Problemkreis 1: Die 17jährige Mittelschülerin Susanne hat Migräneanfälle. Die bohrenden Schmerzen in den Schläfen werden immer stärker; dann und wann werden sie mit Aspirin behandelt. – Als Psychologiestudentin und später als Assistentin mit einem Auftrag für Forschungsprojekte wurden die Anfälle immer häufiger und die Schmerzen intensiver. Man griff nach Thomapyrin, geholfen hat dann nur mehr Dolomo. Im neuen Job als Lehrerin wollte sie nicht nur das Erforderliche, sondern das Optimale leisten – wie das halt so ist. Die Energie dazu brachte die Lehrerin dann nur mehr mit sechs Tabletten pro Tag auf, dazwischen wurden codeinhaltige Hustensäfte und morphinähnliche Präparate genommen.

Auf einer Überdosierung mit Tramal reagierte die Patientin mit einem epileptischen Anfall, ich als Arzt reagierte damals mit einer Einweisung in eine Entziehungsanstalt. Danach folgte die beinahe klassische Pillensucht-Biographie: kurze Enthaltsamkeit – Alkoholismus – Beziehungskrisen – neuerlicher Entzug.
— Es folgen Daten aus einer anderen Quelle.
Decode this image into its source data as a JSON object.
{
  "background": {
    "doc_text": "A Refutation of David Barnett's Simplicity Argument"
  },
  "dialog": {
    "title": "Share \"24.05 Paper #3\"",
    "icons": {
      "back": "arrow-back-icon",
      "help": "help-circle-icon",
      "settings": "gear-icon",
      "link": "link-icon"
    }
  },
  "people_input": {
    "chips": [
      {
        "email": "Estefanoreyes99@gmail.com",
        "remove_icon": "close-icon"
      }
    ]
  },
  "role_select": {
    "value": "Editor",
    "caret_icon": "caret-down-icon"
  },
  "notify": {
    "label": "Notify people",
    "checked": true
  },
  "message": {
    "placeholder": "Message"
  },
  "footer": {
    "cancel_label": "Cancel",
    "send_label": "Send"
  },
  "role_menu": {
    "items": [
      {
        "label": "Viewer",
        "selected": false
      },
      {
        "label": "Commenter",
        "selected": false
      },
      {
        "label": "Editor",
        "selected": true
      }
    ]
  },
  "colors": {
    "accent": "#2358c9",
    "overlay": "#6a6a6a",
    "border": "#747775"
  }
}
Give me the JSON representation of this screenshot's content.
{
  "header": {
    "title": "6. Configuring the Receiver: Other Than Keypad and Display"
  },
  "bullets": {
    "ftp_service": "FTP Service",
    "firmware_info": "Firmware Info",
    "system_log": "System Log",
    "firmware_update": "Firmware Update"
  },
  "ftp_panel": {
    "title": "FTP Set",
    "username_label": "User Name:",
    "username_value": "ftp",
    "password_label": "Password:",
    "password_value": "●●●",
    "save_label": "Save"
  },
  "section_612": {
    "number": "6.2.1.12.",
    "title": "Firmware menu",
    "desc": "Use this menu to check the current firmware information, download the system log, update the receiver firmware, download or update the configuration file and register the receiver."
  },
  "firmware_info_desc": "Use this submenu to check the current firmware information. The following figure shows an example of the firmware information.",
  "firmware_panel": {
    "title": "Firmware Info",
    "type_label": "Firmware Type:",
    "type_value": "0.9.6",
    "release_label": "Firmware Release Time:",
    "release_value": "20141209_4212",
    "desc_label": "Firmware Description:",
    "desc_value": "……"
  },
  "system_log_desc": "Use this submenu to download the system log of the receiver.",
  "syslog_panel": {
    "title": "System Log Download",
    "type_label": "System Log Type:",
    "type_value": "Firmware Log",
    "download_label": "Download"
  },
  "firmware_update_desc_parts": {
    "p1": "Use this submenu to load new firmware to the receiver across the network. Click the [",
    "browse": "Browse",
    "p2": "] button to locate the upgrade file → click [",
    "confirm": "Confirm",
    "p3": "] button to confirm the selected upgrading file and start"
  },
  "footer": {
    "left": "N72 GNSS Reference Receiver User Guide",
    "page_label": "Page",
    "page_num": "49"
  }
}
Mit rührseligen Geschichten wurden die Apotheker hereingelegt, ohne Rezept wurde ihnen immer wieder ein neues Präparat herausgelockt. Für diese Frau wurden die ursprünglichen Segnungen der Pharmaindustrie, die die Menschen von manchen Geißeln befreit, da nicht gewissenhaft verwendet, zum Fluch.

Dieses Beispiel zeigt, daß es abgesehen von kleinen und großen Mißbräuchen auch eine enorme Fülle von Gesundheitsleistungen gibt, die sinnlos vergeudet werden. Sie werden vom Patienten in ihrer Wichtigkeit gar nicht erkannt, daher nur halb durchgeführt, vernachlässigt oder doppelt und dreifach konsumiert. Das ist in unserem Gesundheitssystem so sehr gang und gäbe, daß es ebenfalls zu der riesigen Defizitsumme beiträgt.

Problem Ärzte: Das "Spannende" an der Medikamentensucht, so meint der Kalksburger Primar Wilhelm Burian, ist, daß sie von den Ärzten induziert und zumindest mitverursacht wird. Hunderttausende deutsche Bundesbürger sind tranquilizerabhängig, 40 Prozent davon sind es durch ärztlich angeleitete medizinische Behandlungen geworden, die entweder ungezielt oder zu langfristig durchgeführt wurden. Dies berichtet die Zeitschrift "Die kranke Medizin" in Deutschland.

Der Mißbrauch von ärztlich verordneten Drogen ist nach den Daten der amerikanischen Behörden in den USA für mehr Drogenschäden – bitte, passen Sie jetzt auf! – und für mehr Drogentote verantwortlich, als der Konsum aller illegalen Drogen zusammengenommen!

Fast 60 Prozent aller ärztlichen Notfälle in Fällen von Drogenmißbrauch und 70 Prozent aller einschlägigen Todesfälle lassen sich auf verschreibungspflichtige Medikamente zurückführen! – Dies alles geht auf Kosten der Gesellschaft.

Es gehört zum Alltag der in Österreich tätigen Ärzte, daß Patienten mit Plastiksackerln – nein, nicht mit Plastiksackerln, sondern mit Plastiksäcken – voll verschiedener Medikamente kommen, die ihnen verschiedene Ärzte verordnet haben. Diese Pillen bleiben teilweise liegen. Wir wissen, daß Medikamente im Wert von ungefähr sechs Milliarden Schilling in den Nachtkästchen liegen – von den 15,2 Milliarden Schilling, die wir laut Budget dafür ausgeben. Teilweise werden sie auch unkontrolliert durcheinander genommen. Da weder der Arztbesuch noch das Medikament für den Patienten klar ersichtlich etwas kostet, wird es auch nicht geschätzt – überhaupt nicht! Man geht eben zu mehreren Ärzten, läßt sich mehrere Medikamente, verschiedene Medikamente verschreiben. Durch Beharrlichkeit der Patientenwünsche werden Ärzte oft zum Rezeptschreiben verleitet. Oft verordnen sie lieber gleich das Gewünschte, als sich auf langwierige Erklärungen einzulassen und dann noch einen enttäuschten Patienten zu verlieren. – Das liegt an unserem System, und dieses System müßte eigentlich verändert werden! (Beifall bei der ÖVP sowie der Abg. Motter und Wabl .)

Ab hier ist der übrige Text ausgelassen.